Alice Sullivan grammar schools

Dr Alice Sullivan, from the IOE's Centre for Longitudinal Studies, comments on the government's new grammar schools plan, stating that they are "by definition selective" and will "never be the solution for average or below average kids".  

According to Dr Sullivan, the idea of grammars being rebranded as an engine of social mobility is "very strange" because it goes against the huge body of evidence that demonstrates grammar schools do nothing to promote social mobility. Dr Sullivan explains that the government is well aware of this evidence but is disregarding it.

She raises the point that it is incredibly difficult to give everyone the chance to go to a grammar school when the entrance involves a selective exam. Parents who have the resources will, quite naturally, do everything they can to get their children into that school.
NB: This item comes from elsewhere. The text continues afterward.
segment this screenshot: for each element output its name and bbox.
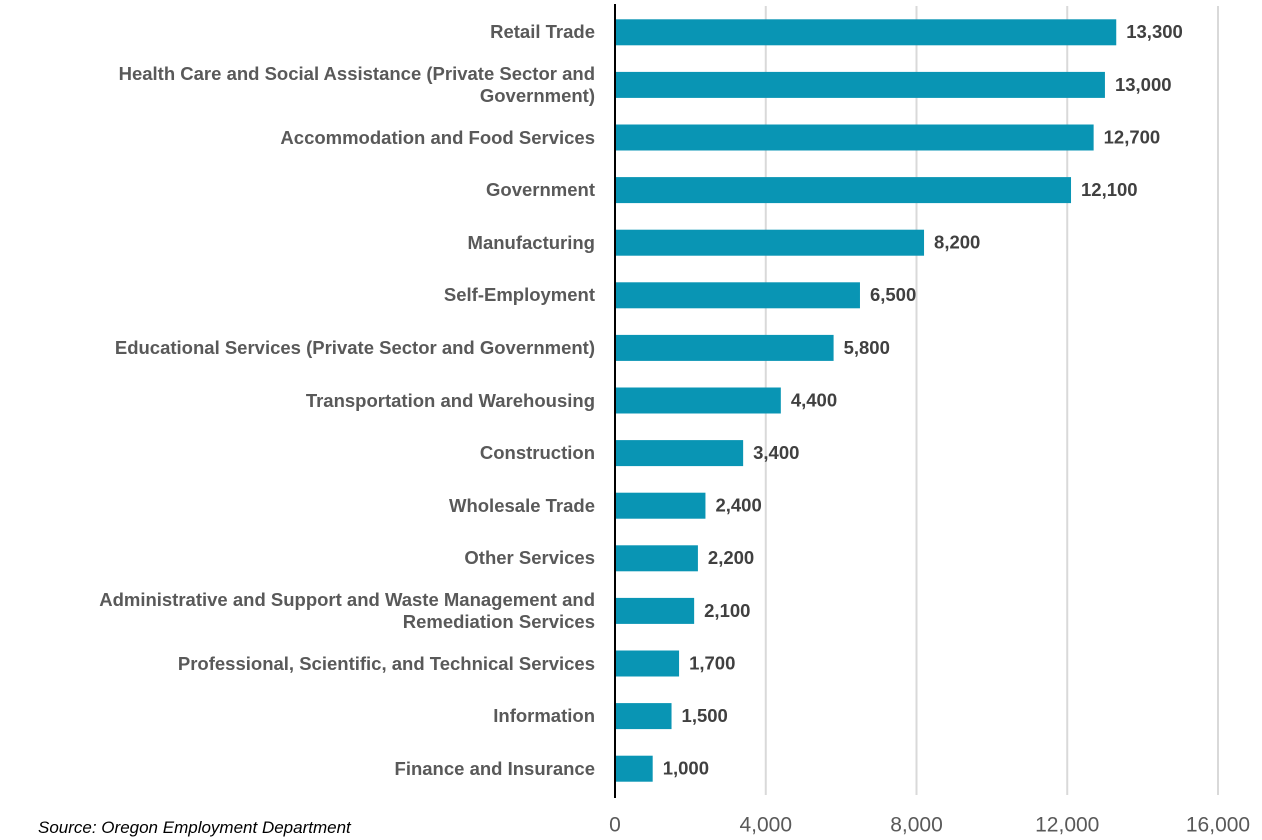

One way to get around this could be to have a lower pass mark for children from disadvantaged backgrounds, but Dr Sullivan says that this would bring about numerous unforeseen consequences.

England has a long-standing problem with its poor basic skills in literacy and numeracy and fares badly in international comparisons. As the majority of children will not go to grammar schools, Dr Sullivan argues that the government's efforts would be better spent focusing on getting good graduates into teaching and making sure that it's a successful profession. Evidence shows that the most successful factor to pupils' learning is good teachers, regardless of the type of school.